What books have you read recently that you particularly enjoyed and would recommend?

In no particular order:  My Education by Susan Choi, a fascinating portrait of obsessive love and how it changes over time.  (Which, come to think of it, is how you could describe Lolita.Arcadia by Lauren Groff, about a boy growing up in a commune. I’m reading Foxfire now by Joyce Carol Oates, about a girl gang.  Wow. Isn’t she great?  She does not shy away from rough stuff.  In photographs she looks like this fragile little bird and then she writes this muscular, violent prose – I love that.  This list is just off the top of my head.  Oh, Life After Life by Kate Atkinson – loved that.  Also, The Woman Upstairs by Claire Messud.  I’m binging on fiction these days.   My cousin Kate Kasten’s book about a farm family in Iowa, Better Days.  Julian Barnes’ The Sense of an Ending.

You’ve published four books in five years — that’s quite an accomplishment. What’s next? How many creative projects do you work on at a time?

I have two books in the works now, at very different stages.  I never know though if my projects will see the light of day.  I feel like someone planting a garden.  I hope it will all grow and flower but if something dies there’s more where that came from.  Remember, I got a late start, so I have a lot of material stored up!
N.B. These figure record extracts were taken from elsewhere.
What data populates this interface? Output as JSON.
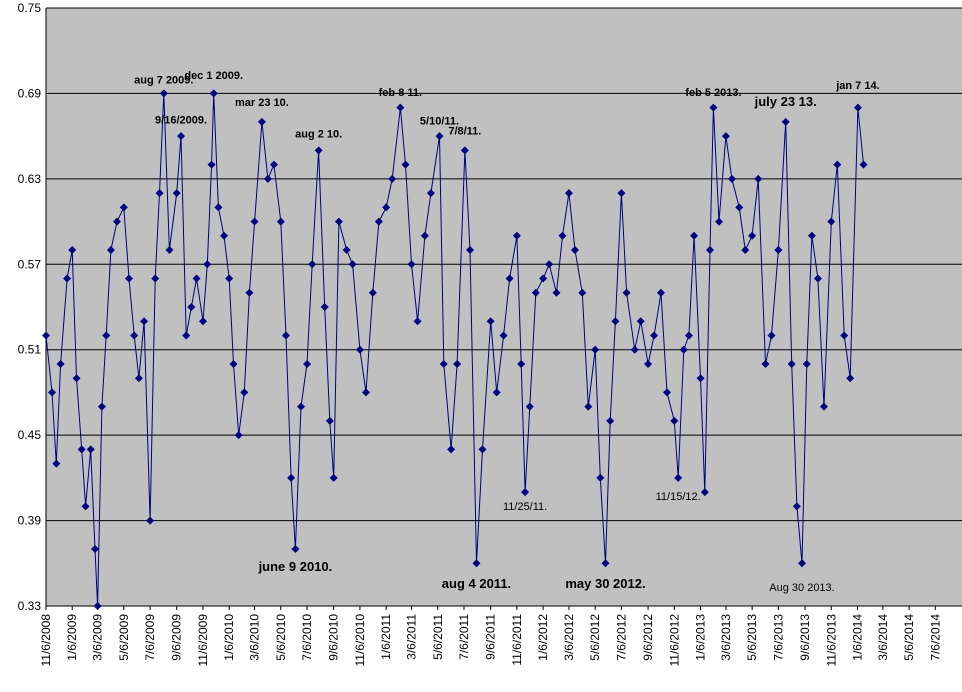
{
  "chart_data": {
    "type": "line",
    "title": "",
    "xlabel": "",
    "ylabel": "",
    "ylim": [
      0.33,
      0.75
    ],
    "xlim": [
      "11/6/2008",
      "9/6/2014"
    ],
    "y_ticks": [
      "0.33",
      "0.39",
      "0.45",
      "0.51",
      "0.57",
      "0.63",
      "0.69",
      "0.75"
    ],
    "x_ticks": [
      "11/6/2008",
      "1/6/2009",
      "3/6/2009",
      "5/6/2009",
      "7/6/2009",
      "9/6/2009",
      "11/6/2009",
      "1/6/2010",
      "3/6/2010",
      "5/6/2010",
      "7/6/2010",
      "9/6/2010",
      "11/6/2010",
      "1/6/2011",
      "3/6/2011",
      "5/6/2011",
      "7/6/2011",
      "9/6/2011",
      "11/6/2011",
      "1/6/2012",
      "3/6/2012",
      "5/6/2012",
      "7/6/2012",
      "9/6/2012",
      "11/6/2012",
      "1/6/2013",
      "3/6/2013",
      "5/6/2013",
      "7/6/2013",
      "9/6/2013",
      "11/6/2013",
      "1/6/2014",
      "3/6/2014",
      "5/6/2014",
      "7/6/2014"
    ],
    "grid": "horizontal",
    "line_color": "#000080",
    "marker": "diamond",
    "plot_background": "#c0c0c0",
    "series": [
      {
        "points": [
          [
            "11/6/2008",
            0.52
          ],
          [
            "11/20/2008",
            0.48
          ],
          [
            "11/30/2008",
            0.43
          ],
          [
            "12/10/2008",
            0.5
          ],
          [
            "12/25/2008",
            0.56
          ],
          [
            "1/6/2009",
            0.58
          ],
          [
            "1/16/2009",
            0.49
          ],
          [
            "1/28/2009",
            0.44
          ],
          [
            "2/6/2009",
            0.4
          ],
          [
            "2/18/2009",
            0.44
          ],
          [
            "2/28/2009",
            0.37
          ],
          [
            "3/6/2009",
            0.33
          ],
          [
            "3/16/2009",
            0.47
          ],
          [
            "3/26/2009",
            0.52
          ],
          [
            "4/6/2009",
            0.58
          ],
          [
            "4/20/2009",
            0.6
          ],
          [
            "5/6/2009",
            0.61
          ],
          [
            "5/18/2009",
            0.56
          ],
          [
            "5/30/2009",
            0.52
          ],
          [
            "6/10/2009",
            0.49
          ],
          [
            "6/22/2009",
            0.53
          ],
          [
            "7/6/2009",
            0.39
          ],
          [
            "7/18/2009",
            0.56
          ],
          [
            "7/28/2009",
            0.62
          ],
          [
            "8/7/2009",
            0.69
          ],
          [
            "8/20/2009",
            0.58
          ],
          [
            "9/6/2009",
            0.62
          ],
          [
            "9/16/2009",
            0.66
          ],
          [
            "9/28/2009",
            0.52
          ],
          [
            "10/10/2009",
            0.54
          ],
          [
            "10/22/2009",
            0.56
          ],
          [
            "11/6/2009",
            0.53
          ],
          [
            "11/16/2009",
            0.57
          ],
          [
            "11/26/2009",
            0.64
          ],
          [
            "12/1/2009",
            0.69
          ],
          [
            "12/12/2009",
            0.61
          ],
          [
            "12/25/2009",
            0.59
          ],
          [
            "1/6/2010",
            0.56
          ],
          [
            "1/16/2010",
            0.5
          ],
          [
            "1/28/2010",
            0.45
          ],
          [
            "2/10/2010",
            0.48
          ],
          [
            "2/22/2010",
            0.55
          ],
          [
            "3/6/2010",
            0.6
          ],
          [
            "3/23/2010",
            0.67
          ],
          [
            "4/6/2010",
            0.63
          ],
          [
            "4/20/2010",
            0.64
          ],
          [
            "5/6/2010",
            0.6
          ],
          [
            "5/18/2010",
            0.52
          ],
          [
            "5/30/2010",
            0.42
          ],
          [
            "6/9/2010",
            0.37
          ],
          [
            "6/22/2010",
            0.47
          ],
          [
            "7/6/2010",
            0.5
          ],
          [
            "7/18/2010",
            0.57
          ],
          [
            "8/2/2010",
            0.65
          ],
          [
            "8/16/2010",
            0.54
          ],
          [
            "8/28/2010",
            0.46
          ],
          [
            "9/6/2010",
            0.42
          ],
          [
            "9/18/2010",
            0.6
          ],
          [
            "10/6/2010",
            0.58
          ],
          [
            "10/20/2010",
            0.57
          ],
          [
            "11/6/2010",
            0.51
          ],
          [
            "11/20/2010",
            0.48
          ],
          [
            "12/6/2010",
            0.55
          ],
          [
            "12/20/2010",
            0.6
          ],
          [
            "1/6/2011",
            0.61
          ],
          [
            "1/20/2011",
            0.63
          ],
          [
            "2/8/2011",
            0.68
          ],
          [
            "2/20/2011",
            0.64
          ],
          [
            "3/6/2011",
            0.57
          ],
          [
            "3/20/2011",
            0.53
          ],
          [
            "4/6/2011",
            0.59
          ],
          [
            "4/20/2011",
            0.62
          ],
          [
            "5/10/2011",
            0.66
          ],
          [
            "5/20/2011",
            0.5
          ],
          [
            "6/6/2011",
            0.44
          ],
          [
            "6/20/2011",
            0.5
          ],
          [
            "7/8/2011",
            0.65
          ],
          [
            "7/20/2011",
            0.58
          ],
          [
            "8/4/2011",
            0.36
          ],
          [
            "8/18/2011",
            0.44
          ],
          [
            "9/6/2011",
            0.53
          ],
          [
            "9/20/2011",
            0.48
          ],
          [
            "10/6/2011",
            0.52
          ],
          [
            "10/20/2011",
            0.56
          ],
          [
            "11/6/2011",
            0.59
          ],
          [
            "11/16/2011",
            0.5
          ],
          [
            "11/25/2011",
            0.41
          ],
          [
            "12/6/2011",
            0.47
          ],
          [
            "12/20/2011",
            0.55
          ],
          [
            "1/6/2012",
            0.56
          ],
          [
            "1/20/2012",
            0.57
          ],
          [
            "2/6/2012",
            0.55
          ],
          [
            "2/20/2012",
            0.59
          ],
          [
            "3/6/2012",
            0.62
          ],
          [
            "3/20/2012",
            0.58
          ],
          [
            "4/6/2012",
            0.55
          ],
          [
            "4/20/2012",
            0.47
          ],
          [
            "5/6/2012",
            0.51
          ],
          [
            "5/18/2012",
            0.42
          ],
          [
            "5/30/2012",
            0.36
          ],
          [
            "6/10/2012",
            0.46
          ],
          [
            "6/22/2012",
            0.53
          ],
          [
            "7/6/2012",
            0.62
          ],
          [
            "7/18/2012",
            0.55
          ],
          [
            "8/6/2012",
            0.51
          ],
          [
            "8/20/2012",
            0.53
          ],
          [
            "9/6/2012",
            0.5
          ],
          [
            "9/20/2012",
            0.52
          ],
          [
            "10/6/2012",
            0.55
          ],
          [
            "10/20/2012",
            0.48
          ],
          [
            "11/6/2012",
            0.46
          ],
          [
            "11/15/2012",
            0.42
          ],
          [
            "11/28/2012",
            0.51
          ],
          [
            "12/10/2012",
            0.52
          ],
          [
            "12/22/2012",
            0.59
          ],
          [
            "1/6/2013",
            0.49
          ],
          [
            "1/16/2013",
            0.41
          ],
          [
            "1/28/2013",
            0.58
          ],
          [
            "2/5/2013",
            0.68
          ],
          [
            "2/18/2013",
            0.6
          ],
          [
            "3/6/2013",
            0.66
          ],
          [
            "3/20/2013",
            0.63
          ],
          [
            "4/6/2013",
            0.61
          ],
          [
            "4/20/2013",
            0.58
          ],
          [
            "5/6/2013",
            0.59
          ],
          [
            "5/20/2013",
            0.63
          ],
          [
            "6/6/2013",
            0.5
          ],
          [
            "6/20/2013",
            0.52
          ],
          [
            "7/6/2013",
            0.58
          ],
          [
            "7/23/2013",
            0.67
          ],
          [
            "8/6/2013",
            0.5
          ],
          [
            "8/18/2013",
            0.4
          ],
          [
            "8/30/2013",
            0.36
          ],
          [
            "9/10/2013",
            0.5
          ],
          [
            "9/22/2013",
            0.59
          ],
          [
            "10/6/2013",
            0.56
          ],
          [
            "10/20/2013",
            0.47
          ],
          [
            "11/6/2013",
            0.6
          ],
          [
            "11/20/2013",
            0.64
          ],
          [
            "12/6/2013",
            0.52
          ],
          [
            "12/20/2013",
            0.49
          ],
          [
            "1/7/2014",
            0.68
          ],
          [
            "1/20/2014",
            0.64
          ]
        ]
      }
    ],
    "annotations": [
      {
        "text": "aug 7 2009.",
        "date": "8/7/2009",
        "y": 0.69,
        "size": "normal",
        "bold": true
      },
      {
        "text": "dec 1 2009.",
        "date": "12/1/2009",
        "y": 0.693,
        "size": "normal",
        "bold": true
      },
      {
        "text": "9/16/2009.",
        "date": "9/16/2009",
        "y": 0.662,
        "size": "normal",
        "bold": true
      },
      {
        "text": "mar 23 10.",
        "date": "3/23/2010",
        "y": 0.674,
        "size": "normal",
        "bold": true
      },
      {
        "text": "june 9 2010.",
        "date": "6/9/2010",
        "y": 0.37,
        "size": "big",
        "bold": true
      },
      {
        "text": "aug 2 10.",
        "date": "8/2/2010",
        "y": 0.652,
        "size": "normal",
        "bold": true
      },
      {
        "text": "feb 8 11.",
        "date": "2/8/2011",
        "y": 0.681,
        "size": "normal",
        "bold": true
      },
      {
        "text": "5/10/11.",
        "date": "5/10/2011",
        "y": 0.661,
        "size": "normal",
        "bold": true
      },
      {
        "text": "7/8/11.",
        "date": "7/8/2011",
        "y": 0.654,
        "size": "normal",
        "bold": true
      },
      {
        "text": "aug 4 2011.",
        "date": "8/4/2011",
        "y": 0.358,
        "size": "big",
        "bold": true
      },
      {
        "text": "11/25/11.",
        "date": "11/25/2011",
        "y": 0.413,
        "size": "normal",
        "bold": false
      },
      {
        "text": "may 30 2012.",
        "date": "5/30/2012",
        "y": 0.358,
        "size": "big",
        "bold": true
      },
      {
        "text": "11/15/12.",
        "date": "11/15/2012",
        "y": 0.42,
        "size": "normal",
        "bold": false
      },
      {
        "text": "feb 5 2013.",
        "date": "2/5/2013",
        "y": 0.681,
        "size": "normal",
        "bold": true
      },
      {
        "text": "july 23 13.",
        "date": "7/23/2013",
        "y": 0.674,
        "size": "big",
        "bold": true
      },
      {
        "text": "Aug 30 2013.",
        "date": "8/30/2013",
        "y": 0.356,
        "size": "normal",
        "bold": false
      },
      {
        "text": "jan 7 14.",
        "date": "1/7/2014",
        "y": 0.686,
        "size": "normal",
        "bold": true
      }
    ]
  }
}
As a writing teacher, what is the most important advice you give aspiring writers? Are there common misconceptions about writing that you notice among your students?

My most important advice to students:  Write every day!  And read!  (Sometimes life intervenes and you can’t write everyday but I don’t say that. You should at least try, or feel guilty when you don’t!)

Most common misconception: Writing is fun.

As a Chicagoan, do you have any favorite places to go — parks, museums, restaurants?

I love Ravinia. The Art Institute, of course. Millennium Park. My dog park. Superdawg.The lake shore, from Hyde Park all the way north to the tip of Door County, though I guess that’s not Chicago anymore.

How do you like to spend your free time when you’re not writing (or reading)?

 I like to be in nature and I do love hanging out with my dog though he’s a maniac now. Having a dog is a way to be in nature even if it’s just taking walks. I look forward to his mellow middle age, if I make it that far.  I may not survive his robust youth.

Thank you, Margaret, for visiting Lake Forest and for taking the time to answer these questions!